Faut dire qu'ils avaient fini par me coller le bourdon. Certains, les larmes aux yeux. Jusqu'à ma conservatrice, la femme qui en 6 ans n'a jamais laissé passer la moindre trace d'émotion sur son visage. On s'est croisés dans les toilettes, et on avait l'air un peu con à se laver les mains, et j'ai dit "Merci pour tout, j'ai beaucoup aimé travailler avec vous, et je n'oublierai pas ce que vous avez fait pour moi". Quand elle a voulu ressortir, elle n'a pas réussi à ouvrir la porte, elle poussait au lieu de tirer, avec son bras qui tremblait et son nez qui reniflait. Dans le couloir, elle a repris sa contenance, et elle a fini, royale, par "Vous avez intérêt à terminer votre licence, c'est trop bête de ne pas vous y remettre. Comptez sur moi pour vous le rappeler jusqu'à ce que ce soit fait". On s'aimait bien, mine de rien.

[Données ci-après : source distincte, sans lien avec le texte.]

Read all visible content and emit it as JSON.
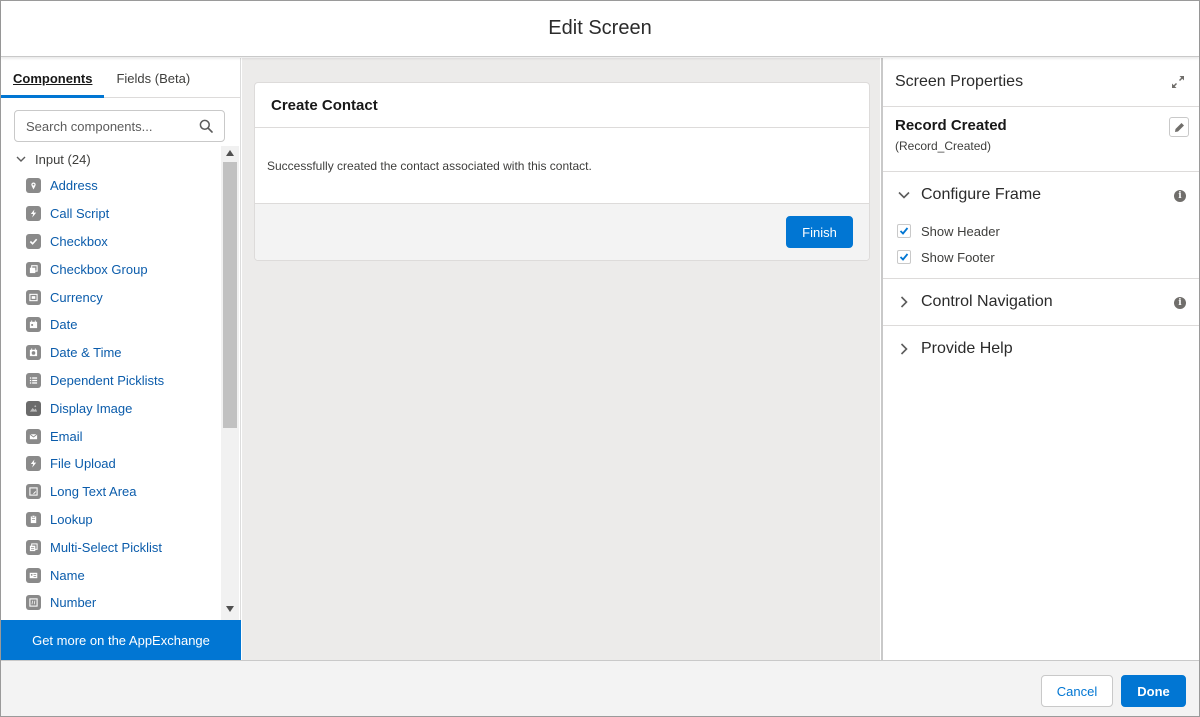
{
  "header": {
    "title": "Edit Screen"
  },
  "left": {
    "tabs": [
      {
        "label": "Components",
        "active": true
      },
      {
        "label": "Fields (Beta)",
        "active": false
      }
    ],
    "search": {
      "placeholder": "Search components..."
    },
    "group": {
      "label": "Input (24)"
    },
    "items": [
      {
        "label": "Address",
        "icon": "map-pin-icon"
      },
      {
        "label": "Call Script",
        "icon": "bolt-icon"
      },
      {
        "label": "Checkbox",
        "icon": "checkbox-icon"
      },
      {
        "label": "Checkbox Group",
        "icon": "checkbox-group-icon"
      },
      {
        "label": "Currency",
        "icon": "currency-icon"
      },
      {
        "label": "Date",
        "icon": "calendar-icon"
      },
      {
        "label": "Date & Time",
        "icon": "calendar-time-icon"
      },
      {
        "label": "Dependent Picklists",
        "icon": "list-icon"
      },
      {
        "label": "Display Image",
        "icon": "image-icon"
      },
      {
        "label": "Email",
        "icon": "email-icon"
      },
      {
        "label": "File Upload",
        "icon": "bolt-icon"
      },
      {
        "label": "Long Text Area",
        "icon": "textarea-icon"
      },
      {
        "label": "Lookup",
        "icon": "lookup-icon"
      },
      {
        "label": "Multi-Select Picklist",
        "icon": "multi-select-icon"
      },
      {
        "label": "Name",
        "icon": "name-card-icon"
      },
      {
        "label": "Number",
        "icon": "number-icon"
      }
    ],
    "appexchange": "Get more on the AppExchange"
  },
  "canvas": {
    "card": {
      "title": "Create Contact",
      "body": "Successfully created the contact associated with this contact.",
      "finish_label": "Finish"
    }
  },
  "right": {
    "title": "Screen Properties",
    "record": {
      "label": "Record Created",
      "api_name": "(Record_Created)"
    },
    "sections": {
      "configure_frame": "Configure Frame",
      "show_header": "Show Header",
      "show_footer": "Show Footer",
      "control_navigation": "Control Navigation",
      "provide_help": "Provide Help"
    }
  },
  "footer": {
    "cancel_label": "Cancel",
    "done_label": "Done"
  },
  "colors": {
    "brand": "#0176d3",
    "link": "#0b5cab",
    "icon_gray": "#8a8a8a"
  }
}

Help !Aucune idée de la raison qui m'a poussé à faire ça, mais j'ai passé la journée à prendre la médiathèque en photo. Sous tous les angles. Et puis les gens, leurs visages. De bureau en bureau, je les ai enregistrés par surprise. Je suis beaucoup trop sentimental. J'ai fait des bises, j'ai été serré dans des bras. A la fin, je me suis enfermé dix minutes parce que j'avais une putain de sa mère de poussière dans l'oeil, avec toutes ces conneries. J'ai rendu mes clefs et mon badge, et c'était terminé.

J'ai dit adieu à Sigmunda, pour la deuxième fois. Sauf que ce coup-ci, j'ai l'adresse d'un autre analyste dans la poche. Cette andouille a dit "C'est la dernière séance", et moi après j'avais Eddy Mitchell dans la tête.

Et là, j'ai emballé la souris, qui faisait sacrément la gueule. Je lui ai expliqué qu'aucun traité européen ne m'obligeait à percer des trous dans le carton pour qu'elle respire. Et que dans trois ou quatre jours, je la déballerai à Paris.